Puzzle Inassemblable

Ça faisait longtemps qu’elle n’avait pas si mal dormi. D’ordinaire ses nuits étaient courtes mais reposantes. Elle aurait bien évidemment préféré passer de longues heures dans son lit à larver en regardant les rayons du soleil filtrer à travers les volets de la chambre. Mais son corps réclamait de l’activité.

Allongée depuis cinq minutes les yeux fixés au plafond elle tentait de donner un sens à ses rêves, ou plutôt ses cauchemars. Prisonnière d’un homme dont elle ne voyait pas le visage, elle sentait pourtant ses mains s’enfoncer en elle, s’ouvrant un passage à travers sa chaire pour atteindre son cœur. La douleur semblait insoutenable. Pourtant se fut pire lorsque l’homme l’empoigna. D’un geste il fit exploser son muscle cardiaque entre ses doigts.

>C’est à ce moment qu’elle se réveillait. Plus ses pensées tournaient plus elle savait qu’elle connaissait l’homme de son cauchemar sans pouvoir mettre un nom sur cette impression. Ne pas parvenir à un résultat la mit en colère. Elle se leva d’un bond et le froid de la chambre la saisi instantanément. Elle dormait la fenêtre entre-ouverte devant les volets de plastique. Elle était debout, nue, la peau frémissante. Le mois d’avril avait gardé de l’hiver une fraîcheur un peu trop brutale.

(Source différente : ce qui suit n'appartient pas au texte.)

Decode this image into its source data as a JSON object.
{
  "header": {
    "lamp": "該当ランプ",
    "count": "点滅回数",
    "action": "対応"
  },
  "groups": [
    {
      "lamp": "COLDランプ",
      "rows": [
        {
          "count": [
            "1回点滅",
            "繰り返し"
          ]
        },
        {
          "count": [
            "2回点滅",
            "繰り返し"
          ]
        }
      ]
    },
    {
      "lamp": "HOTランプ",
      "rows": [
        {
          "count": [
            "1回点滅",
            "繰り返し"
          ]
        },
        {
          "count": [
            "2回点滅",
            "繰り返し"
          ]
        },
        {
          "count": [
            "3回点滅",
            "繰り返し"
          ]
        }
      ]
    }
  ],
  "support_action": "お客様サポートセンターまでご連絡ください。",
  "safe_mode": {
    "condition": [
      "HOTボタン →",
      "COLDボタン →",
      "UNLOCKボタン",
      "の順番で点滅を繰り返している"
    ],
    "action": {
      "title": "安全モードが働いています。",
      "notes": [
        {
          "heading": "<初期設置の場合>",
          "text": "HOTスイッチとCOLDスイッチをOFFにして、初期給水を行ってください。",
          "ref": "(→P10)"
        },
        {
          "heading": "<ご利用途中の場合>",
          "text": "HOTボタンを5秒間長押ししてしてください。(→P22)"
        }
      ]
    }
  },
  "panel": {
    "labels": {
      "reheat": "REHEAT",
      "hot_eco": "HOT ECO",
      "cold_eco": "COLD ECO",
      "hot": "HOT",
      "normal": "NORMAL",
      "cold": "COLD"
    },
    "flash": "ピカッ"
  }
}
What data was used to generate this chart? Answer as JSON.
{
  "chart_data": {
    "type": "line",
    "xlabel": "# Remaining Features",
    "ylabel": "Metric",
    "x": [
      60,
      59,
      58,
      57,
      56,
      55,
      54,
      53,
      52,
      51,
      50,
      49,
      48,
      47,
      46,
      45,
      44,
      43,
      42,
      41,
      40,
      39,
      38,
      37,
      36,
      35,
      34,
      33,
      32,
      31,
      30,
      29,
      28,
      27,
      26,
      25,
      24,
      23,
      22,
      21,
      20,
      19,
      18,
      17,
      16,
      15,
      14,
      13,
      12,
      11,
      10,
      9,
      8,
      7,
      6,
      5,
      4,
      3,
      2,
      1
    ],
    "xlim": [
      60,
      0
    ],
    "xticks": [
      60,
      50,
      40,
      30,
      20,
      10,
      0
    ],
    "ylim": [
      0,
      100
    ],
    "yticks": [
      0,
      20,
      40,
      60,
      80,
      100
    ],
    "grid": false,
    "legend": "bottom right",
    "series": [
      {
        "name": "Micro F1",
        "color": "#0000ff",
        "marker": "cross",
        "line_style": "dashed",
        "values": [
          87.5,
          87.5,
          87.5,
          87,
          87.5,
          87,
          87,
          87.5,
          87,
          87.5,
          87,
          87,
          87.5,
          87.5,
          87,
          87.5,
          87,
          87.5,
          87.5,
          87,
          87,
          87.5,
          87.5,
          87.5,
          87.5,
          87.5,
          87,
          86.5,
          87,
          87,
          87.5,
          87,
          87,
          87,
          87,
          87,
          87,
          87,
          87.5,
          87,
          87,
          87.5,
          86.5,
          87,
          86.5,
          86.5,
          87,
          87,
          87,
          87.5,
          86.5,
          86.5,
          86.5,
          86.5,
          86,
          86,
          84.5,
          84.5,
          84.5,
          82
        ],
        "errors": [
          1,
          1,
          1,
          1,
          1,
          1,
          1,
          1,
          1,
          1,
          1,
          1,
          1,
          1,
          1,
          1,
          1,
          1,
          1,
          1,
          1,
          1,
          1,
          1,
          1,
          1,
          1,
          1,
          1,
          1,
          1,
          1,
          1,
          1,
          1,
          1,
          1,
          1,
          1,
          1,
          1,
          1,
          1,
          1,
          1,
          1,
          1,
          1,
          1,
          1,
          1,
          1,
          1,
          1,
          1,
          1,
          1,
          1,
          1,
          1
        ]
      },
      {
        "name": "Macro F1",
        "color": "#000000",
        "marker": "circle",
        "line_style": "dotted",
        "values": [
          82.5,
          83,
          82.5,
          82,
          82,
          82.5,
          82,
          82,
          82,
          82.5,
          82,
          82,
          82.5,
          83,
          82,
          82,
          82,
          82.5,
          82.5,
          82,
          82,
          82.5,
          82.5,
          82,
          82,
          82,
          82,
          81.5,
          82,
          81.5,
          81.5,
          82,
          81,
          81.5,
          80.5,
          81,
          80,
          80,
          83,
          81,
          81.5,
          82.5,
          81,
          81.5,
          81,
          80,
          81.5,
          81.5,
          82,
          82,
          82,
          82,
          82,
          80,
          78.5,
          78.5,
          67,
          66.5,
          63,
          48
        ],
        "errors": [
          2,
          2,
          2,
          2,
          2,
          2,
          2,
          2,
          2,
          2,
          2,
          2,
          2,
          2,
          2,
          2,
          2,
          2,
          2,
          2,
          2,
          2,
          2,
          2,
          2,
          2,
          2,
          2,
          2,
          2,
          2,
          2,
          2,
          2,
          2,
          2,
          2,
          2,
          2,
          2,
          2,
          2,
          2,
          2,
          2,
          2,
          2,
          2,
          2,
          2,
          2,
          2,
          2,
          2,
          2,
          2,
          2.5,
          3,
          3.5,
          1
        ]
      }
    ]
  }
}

Elle pressa le pas jusqu’à la salle de bain pour y prendre son peignoir. Celui-ci reposait accroché à un banal cintre plié sous le poids du coton lui même suspendu à un crochet de bois planté maladroitement dans le mur un an plus tôt. Le crochet avait été placé à la va-vite mais de manière réfléchis, juste au dessus du radiateur.

Un fois enfilé le peignoir tout chaud elle se passa un peu d’eau sur le visage et bu l’eau au robinet. Elle regarda son reflet dans le miroir.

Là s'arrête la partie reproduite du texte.